When is PM_SUSPEND_PREPARE
issued during the suspend process? Reading the code, enter_state() → suspend_prepare()
calls pm_notifier_call_chain_robust(PM_SUSPEND_PREPARE, PM_POST_SUSPEND)
. This issues PM_SUSPEND_PREPARE
to every driver with a notifier callback (including amdgpu), and if any failed it would abort sleep by issuing PM_POST_SUSPEND
to any driver that had already prepared for sleep.
We can revise the flowchart from before:
enter_state(state) { // kernel/power/suspend.c
suspend_prepare(state) {
pm_notifier_call_chain_robust(PM_SUSPEND_PREPARE, PM_POST_SUSPEND) { // notify drivers
...amdgpu_device_pm_notifier() → amdgpu_device_evict_resources();
}
}
...
pm_restrict_gfp_mask(); // disable swap
suspend_devices_and_enter(state) → dpm_suspend_start() { // drivers/base/power/main.c
dpm_prepare()...
dpm_suspend()...
}
}
Evicting VRAM during PM_SUSPEND_PREPARE
allows amdgpu to evict VRAM to system RAM before swapping is disabled or disks are frozen. It's interesting that neither Mario nor the other amdgpu maintainers thought to use this alternative hook until a year after I initially investigated the issue; I was not aware that this notifier API existed until then.
To test the change, I built a custom kernel with the modified amdgpu driver, as rebuilding only the driver failed unlike last year.
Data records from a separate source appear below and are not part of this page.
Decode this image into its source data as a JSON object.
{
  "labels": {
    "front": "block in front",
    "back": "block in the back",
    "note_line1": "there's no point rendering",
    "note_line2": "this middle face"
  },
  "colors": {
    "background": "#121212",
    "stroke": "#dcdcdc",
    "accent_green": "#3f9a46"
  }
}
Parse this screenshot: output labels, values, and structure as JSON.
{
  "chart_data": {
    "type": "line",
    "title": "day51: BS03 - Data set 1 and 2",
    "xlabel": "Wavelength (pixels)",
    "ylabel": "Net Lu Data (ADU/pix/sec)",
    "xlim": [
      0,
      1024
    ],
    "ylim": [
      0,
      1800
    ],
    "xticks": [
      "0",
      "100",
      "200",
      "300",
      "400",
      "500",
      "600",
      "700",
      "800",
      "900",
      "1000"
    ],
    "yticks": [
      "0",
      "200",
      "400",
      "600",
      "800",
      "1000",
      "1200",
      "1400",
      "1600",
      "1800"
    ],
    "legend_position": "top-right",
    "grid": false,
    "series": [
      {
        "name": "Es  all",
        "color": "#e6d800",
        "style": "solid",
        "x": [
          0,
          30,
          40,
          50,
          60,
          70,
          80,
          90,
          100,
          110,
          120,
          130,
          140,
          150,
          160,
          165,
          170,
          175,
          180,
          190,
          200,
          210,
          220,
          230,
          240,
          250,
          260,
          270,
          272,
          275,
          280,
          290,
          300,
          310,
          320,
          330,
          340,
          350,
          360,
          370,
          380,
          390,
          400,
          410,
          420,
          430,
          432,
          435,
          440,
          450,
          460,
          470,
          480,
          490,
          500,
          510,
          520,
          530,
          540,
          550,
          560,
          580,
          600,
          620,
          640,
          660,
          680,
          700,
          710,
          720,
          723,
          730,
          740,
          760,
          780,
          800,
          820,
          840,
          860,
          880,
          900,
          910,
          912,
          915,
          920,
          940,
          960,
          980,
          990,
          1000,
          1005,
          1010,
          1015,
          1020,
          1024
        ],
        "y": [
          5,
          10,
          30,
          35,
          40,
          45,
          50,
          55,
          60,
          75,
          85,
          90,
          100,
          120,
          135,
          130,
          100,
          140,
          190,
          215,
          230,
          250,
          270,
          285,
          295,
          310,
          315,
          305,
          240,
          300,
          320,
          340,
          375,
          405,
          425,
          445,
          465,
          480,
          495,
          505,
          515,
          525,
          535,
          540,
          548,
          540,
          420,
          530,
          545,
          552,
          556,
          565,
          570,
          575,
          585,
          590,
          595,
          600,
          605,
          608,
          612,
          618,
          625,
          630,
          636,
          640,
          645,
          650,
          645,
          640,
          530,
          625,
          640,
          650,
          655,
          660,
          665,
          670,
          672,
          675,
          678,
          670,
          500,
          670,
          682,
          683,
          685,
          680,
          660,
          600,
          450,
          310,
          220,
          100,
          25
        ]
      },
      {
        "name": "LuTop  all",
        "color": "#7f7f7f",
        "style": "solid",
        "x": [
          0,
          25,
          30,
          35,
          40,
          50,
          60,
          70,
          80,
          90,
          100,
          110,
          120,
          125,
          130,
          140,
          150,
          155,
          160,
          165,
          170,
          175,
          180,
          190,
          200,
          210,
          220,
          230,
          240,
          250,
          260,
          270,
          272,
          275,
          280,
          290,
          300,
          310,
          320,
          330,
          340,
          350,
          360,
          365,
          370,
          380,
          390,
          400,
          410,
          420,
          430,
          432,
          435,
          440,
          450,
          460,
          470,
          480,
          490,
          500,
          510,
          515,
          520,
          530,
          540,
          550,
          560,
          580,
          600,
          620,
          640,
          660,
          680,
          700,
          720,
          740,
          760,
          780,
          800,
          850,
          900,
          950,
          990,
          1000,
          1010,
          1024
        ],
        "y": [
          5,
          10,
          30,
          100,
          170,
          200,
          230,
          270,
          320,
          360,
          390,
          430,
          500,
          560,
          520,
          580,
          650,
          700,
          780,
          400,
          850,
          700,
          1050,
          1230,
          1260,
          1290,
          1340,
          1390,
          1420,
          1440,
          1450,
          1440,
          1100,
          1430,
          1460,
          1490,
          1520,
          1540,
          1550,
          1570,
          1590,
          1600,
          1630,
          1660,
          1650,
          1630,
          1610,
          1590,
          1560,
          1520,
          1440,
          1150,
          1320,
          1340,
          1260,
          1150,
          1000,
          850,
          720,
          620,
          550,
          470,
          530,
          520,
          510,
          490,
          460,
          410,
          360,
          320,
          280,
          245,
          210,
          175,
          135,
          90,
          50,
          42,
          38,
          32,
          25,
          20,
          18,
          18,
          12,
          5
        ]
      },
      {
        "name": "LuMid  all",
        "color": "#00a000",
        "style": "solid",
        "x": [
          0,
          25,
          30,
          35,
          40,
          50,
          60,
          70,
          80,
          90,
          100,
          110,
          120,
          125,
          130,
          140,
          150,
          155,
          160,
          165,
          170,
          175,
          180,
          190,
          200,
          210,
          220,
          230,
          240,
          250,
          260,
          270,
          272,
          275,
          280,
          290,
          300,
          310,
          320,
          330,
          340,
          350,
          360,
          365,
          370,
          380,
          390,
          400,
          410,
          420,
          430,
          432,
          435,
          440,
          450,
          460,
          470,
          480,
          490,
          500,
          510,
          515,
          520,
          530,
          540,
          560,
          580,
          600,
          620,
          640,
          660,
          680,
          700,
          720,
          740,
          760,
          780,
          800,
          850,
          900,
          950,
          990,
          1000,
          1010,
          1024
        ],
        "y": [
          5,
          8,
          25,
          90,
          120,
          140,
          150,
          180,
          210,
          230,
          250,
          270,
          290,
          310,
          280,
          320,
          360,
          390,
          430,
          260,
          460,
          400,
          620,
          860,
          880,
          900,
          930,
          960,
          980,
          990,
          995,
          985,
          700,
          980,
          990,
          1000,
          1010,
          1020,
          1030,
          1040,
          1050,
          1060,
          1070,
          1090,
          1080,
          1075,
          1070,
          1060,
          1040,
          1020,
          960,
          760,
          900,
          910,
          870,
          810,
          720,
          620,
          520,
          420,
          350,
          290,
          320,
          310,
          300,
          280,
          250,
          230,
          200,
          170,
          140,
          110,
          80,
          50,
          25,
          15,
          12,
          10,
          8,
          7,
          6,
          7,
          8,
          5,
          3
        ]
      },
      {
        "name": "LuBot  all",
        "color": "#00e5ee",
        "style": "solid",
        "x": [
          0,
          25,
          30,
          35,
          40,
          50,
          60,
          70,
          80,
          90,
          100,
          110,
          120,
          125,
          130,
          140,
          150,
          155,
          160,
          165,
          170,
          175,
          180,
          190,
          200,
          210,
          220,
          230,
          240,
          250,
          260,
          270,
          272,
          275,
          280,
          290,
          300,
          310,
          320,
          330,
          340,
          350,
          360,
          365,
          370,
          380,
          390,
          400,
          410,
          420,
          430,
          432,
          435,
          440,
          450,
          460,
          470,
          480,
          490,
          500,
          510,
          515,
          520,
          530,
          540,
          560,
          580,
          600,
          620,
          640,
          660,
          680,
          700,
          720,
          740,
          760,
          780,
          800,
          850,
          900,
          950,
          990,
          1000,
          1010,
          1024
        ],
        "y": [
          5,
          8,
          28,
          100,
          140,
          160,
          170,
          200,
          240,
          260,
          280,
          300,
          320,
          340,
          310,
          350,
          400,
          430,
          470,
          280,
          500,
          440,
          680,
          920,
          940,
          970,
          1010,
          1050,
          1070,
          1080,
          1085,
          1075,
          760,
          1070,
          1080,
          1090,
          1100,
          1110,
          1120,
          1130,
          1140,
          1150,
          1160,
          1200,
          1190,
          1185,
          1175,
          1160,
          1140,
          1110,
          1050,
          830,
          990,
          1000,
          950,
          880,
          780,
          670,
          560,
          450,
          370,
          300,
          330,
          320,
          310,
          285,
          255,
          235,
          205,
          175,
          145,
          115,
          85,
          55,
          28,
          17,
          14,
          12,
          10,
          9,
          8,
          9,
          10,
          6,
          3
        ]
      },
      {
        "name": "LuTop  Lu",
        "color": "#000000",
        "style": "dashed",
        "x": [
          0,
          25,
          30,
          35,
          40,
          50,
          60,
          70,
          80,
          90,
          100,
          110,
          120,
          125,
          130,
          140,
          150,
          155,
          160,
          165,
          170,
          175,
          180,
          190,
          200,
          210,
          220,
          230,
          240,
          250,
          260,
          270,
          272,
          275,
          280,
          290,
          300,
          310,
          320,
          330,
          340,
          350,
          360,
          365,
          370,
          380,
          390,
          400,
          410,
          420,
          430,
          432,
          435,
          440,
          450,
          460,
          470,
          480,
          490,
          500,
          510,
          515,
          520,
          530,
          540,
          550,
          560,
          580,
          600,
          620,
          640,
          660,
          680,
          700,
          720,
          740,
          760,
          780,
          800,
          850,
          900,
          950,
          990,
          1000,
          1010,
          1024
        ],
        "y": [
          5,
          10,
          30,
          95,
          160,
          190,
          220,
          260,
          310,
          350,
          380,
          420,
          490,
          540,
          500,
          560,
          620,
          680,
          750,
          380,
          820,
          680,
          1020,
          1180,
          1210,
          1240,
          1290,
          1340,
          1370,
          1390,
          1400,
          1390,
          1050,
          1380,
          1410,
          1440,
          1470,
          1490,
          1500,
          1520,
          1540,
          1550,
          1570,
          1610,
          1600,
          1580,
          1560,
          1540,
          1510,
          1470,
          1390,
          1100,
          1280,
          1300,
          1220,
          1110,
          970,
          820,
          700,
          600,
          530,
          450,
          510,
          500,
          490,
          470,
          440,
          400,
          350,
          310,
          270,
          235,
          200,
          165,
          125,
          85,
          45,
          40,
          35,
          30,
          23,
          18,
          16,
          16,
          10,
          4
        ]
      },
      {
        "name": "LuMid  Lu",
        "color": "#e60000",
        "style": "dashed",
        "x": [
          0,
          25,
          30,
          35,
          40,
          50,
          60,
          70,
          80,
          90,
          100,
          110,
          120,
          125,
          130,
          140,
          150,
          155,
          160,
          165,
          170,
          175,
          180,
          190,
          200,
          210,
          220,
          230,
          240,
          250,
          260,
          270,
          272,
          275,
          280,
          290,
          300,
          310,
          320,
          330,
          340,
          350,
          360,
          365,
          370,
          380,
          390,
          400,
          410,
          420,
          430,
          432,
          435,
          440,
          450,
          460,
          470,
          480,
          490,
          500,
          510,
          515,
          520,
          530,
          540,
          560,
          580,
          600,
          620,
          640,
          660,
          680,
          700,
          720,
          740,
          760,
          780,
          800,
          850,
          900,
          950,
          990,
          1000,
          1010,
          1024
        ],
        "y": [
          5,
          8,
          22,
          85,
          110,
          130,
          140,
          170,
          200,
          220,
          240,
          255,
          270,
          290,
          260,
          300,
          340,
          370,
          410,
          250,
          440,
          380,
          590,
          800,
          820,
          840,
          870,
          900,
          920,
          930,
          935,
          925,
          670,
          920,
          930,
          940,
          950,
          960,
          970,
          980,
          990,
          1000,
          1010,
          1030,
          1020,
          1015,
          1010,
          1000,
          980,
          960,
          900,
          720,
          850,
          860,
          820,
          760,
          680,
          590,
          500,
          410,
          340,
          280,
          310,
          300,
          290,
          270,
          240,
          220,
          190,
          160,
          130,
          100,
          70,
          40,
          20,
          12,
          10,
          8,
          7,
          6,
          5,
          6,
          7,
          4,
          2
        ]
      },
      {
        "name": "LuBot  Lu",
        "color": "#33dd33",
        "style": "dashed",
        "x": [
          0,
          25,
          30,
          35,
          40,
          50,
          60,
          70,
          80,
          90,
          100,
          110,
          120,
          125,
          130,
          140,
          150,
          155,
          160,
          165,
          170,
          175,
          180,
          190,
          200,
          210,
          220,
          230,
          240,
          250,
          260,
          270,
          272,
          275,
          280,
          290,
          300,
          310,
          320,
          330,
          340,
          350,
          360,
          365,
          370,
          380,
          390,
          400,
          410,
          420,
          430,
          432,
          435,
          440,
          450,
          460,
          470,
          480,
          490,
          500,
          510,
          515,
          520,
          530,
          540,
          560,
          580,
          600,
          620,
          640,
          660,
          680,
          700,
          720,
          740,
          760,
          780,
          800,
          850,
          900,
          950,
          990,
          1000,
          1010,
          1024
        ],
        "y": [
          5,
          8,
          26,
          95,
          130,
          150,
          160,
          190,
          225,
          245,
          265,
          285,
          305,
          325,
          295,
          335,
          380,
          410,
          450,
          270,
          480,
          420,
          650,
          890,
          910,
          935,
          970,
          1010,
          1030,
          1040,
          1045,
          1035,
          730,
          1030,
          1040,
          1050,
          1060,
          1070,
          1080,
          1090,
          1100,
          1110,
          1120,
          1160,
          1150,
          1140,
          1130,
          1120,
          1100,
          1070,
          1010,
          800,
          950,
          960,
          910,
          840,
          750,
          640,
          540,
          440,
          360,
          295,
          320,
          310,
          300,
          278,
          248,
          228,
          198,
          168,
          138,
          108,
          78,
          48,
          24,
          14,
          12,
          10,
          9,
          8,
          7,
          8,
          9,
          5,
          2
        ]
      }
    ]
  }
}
After rebooting, I was able to suspend multiple times under high RAM and VRAM usage with no errors. The only issue I noticed was a few seconds of audio looping, as amdgpu tried to back up VRAM before PipeWire or the kernel silenced the speakers (and PipeWire does not configure the ALSA output to stop playing when it runs out of data to be played).
I do not know that this patch will always fix suspend, since my previous "allow swapping during prepare()" patch still hung the system during a sleep attempt. But since this patch was much cleaner and worked in all cases I had tested so far, I thought it was the current best step to fixing the bug. After a few rounds of code review, this change was merged into the amdgpu tree, finally resolving the bug after over a year of attempts.
memreserver
Sidenote: Alternative userspace sleep-wake workarounds, Reading the patch message out of curiosity, I found a separate bug report filed against AMD's ROCm compute drivers in 2024-10 (my bug report was against 3D graphics). This issue described the same issue (OOM evicting VRAM on suspend), but the replies linked to yet another amdgpu workaround known as memreserver, developed from 2020 to 2023. Like my userspace eviction attempt, this program is also a systemd service which runs a userspace program prior to system sleep.
To make room for VRAM, memreserver allocates system RAM based on used VRAM plus 1 gigabyte, then fills the RAM with 0xFF bytes and mlock
s the memory (so none of it is swapped out). Afterwards it quits to free up enough physical RAM to fit allocated VRAM. I have not tested this program's functionality or performance, but suspect that filling gigabytes of RAM with dummy bytes may be unnecessary or slow (though it's obviously better than a system crash).
Conclusion
This took over a year of debugging and multiple attempts by many people to fix. It should be hitting stable Linux kernel 6.14 in 2025 (unless it gets pushed or backported to 6.13), and will be fanning out to distributions as they pick up new kernels in their update cycles.
Footnotes
While initially debugging this issue, I redirected the system log to serial console only, using command line no_console_suspend console=ttyS0,115200 loglevel=8
. I believe I did this to prevent system logs from popping up while I was typing commands on systemd's debug shell. An unintended side effect is that during startup and shutdown, no logs were visible on screen. My current command line avoids this problem.
In fact, I had to uninstall the nvidia proprietary drivers from an Ubuntu machine because it was hanging on sleep, reverting to nouveau and its single-digit FPS video playback. The user didn't notice or care. I did.